I'm trying to use simple rules/patterns defined over a dependency graph to extract very basic informations from sentences (e.g., triples such as subject->predicate->object). I started using StanfordNLP since it was easy to set up and utlizes the GPU for better performance. However, I've noticed that for some sentences, the resulting dependency graph looked not as I would have expected -- I'm no expert though. I therefore tried two other solutions: spaCy and Stanford CoreNLP (I understand that these are maintained by different groups?)
For the example sentence "Tom made Sam believe that Alice has cancer." I've printed the dependencies for all three approaches. CoreNLP and spaCy yield the same dependencies, and they are different from the ones of StanfordNLP. Hence, I'm inclined to swich to CoreNLP and spaCy (another advantage would be that they come with NER out of the box).

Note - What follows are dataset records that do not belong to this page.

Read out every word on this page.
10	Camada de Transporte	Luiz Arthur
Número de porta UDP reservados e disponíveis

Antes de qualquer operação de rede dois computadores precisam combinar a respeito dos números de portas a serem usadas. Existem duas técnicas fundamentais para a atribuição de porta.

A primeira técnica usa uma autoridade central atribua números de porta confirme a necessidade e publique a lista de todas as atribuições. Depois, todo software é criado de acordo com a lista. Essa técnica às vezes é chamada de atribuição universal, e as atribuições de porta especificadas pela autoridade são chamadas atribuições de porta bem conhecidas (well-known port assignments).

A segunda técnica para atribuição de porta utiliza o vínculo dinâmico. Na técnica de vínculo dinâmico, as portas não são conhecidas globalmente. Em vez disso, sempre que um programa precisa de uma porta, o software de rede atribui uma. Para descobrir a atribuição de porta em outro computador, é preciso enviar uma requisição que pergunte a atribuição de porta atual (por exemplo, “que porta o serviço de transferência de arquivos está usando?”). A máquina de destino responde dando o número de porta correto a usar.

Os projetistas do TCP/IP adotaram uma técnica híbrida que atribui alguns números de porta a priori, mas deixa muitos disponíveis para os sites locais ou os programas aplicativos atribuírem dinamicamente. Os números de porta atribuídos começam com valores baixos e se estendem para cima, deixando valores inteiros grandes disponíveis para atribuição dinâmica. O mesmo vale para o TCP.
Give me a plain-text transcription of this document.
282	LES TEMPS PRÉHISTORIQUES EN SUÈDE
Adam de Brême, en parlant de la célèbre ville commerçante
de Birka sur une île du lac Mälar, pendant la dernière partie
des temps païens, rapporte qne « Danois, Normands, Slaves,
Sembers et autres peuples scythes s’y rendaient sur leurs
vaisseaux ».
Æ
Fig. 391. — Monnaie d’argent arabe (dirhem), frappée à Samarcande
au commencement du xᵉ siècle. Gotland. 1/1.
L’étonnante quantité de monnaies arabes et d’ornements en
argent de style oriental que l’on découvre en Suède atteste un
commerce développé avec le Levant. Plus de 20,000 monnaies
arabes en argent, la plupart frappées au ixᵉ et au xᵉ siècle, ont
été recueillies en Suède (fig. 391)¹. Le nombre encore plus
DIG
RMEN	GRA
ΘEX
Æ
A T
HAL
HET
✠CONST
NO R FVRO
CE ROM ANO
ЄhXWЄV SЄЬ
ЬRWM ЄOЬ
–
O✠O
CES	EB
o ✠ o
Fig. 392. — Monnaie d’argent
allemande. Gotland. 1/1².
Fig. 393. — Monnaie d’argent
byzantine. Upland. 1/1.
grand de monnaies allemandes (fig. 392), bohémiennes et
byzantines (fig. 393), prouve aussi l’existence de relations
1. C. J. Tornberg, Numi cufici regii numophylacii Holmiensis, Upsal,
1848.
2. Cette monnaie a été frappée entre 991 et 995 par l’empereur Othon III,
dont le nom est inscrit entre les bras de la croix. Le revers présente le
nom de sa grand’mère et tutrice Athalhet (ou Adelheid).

Does anyone have some more experience or feedback that would help where to go from here? I don't expect that CoreNLP and spaCy will always yield in the same dependency graphs, but in the example sentence, considering Sam
as obj
as StandfordNLP is doing compared to being nsubj
(CoreNLP, spaCy) seems to be a significant difference
token dependency_tag parent_token
Tom nsubj made
Sam obj made
believe ccomp made
that mark has
Alice nsubj has
has ccomp believe
cancer obj has
. punct made
Tom nsubj made
Sam nsubj believe
believe ccomp made
that mark has
Alice nsubj has
has ccomp believe
cancer dobj has
. punct made
Tom nsubj made
Sam nsubj believe
believe ccomp made
that mark has
Alice nsubj has
has ccomp believe
cancer dobj has
. punct made
Not sure how to address your questions but I'd recommend you carefully read the documentation for the Stanford CoreNLP: https://nlp.stanford.edu/software/lex-parser.shtml
Within the package there are several grammatical and dependency parsers that you can use. Just looking at the grammatical parses, there is an option to retrieve k-best parses and if you process dependencies on them you will most likely get different dependencies for each.
This has to do both with inaccuracies in the parser and ambiguities in natural language.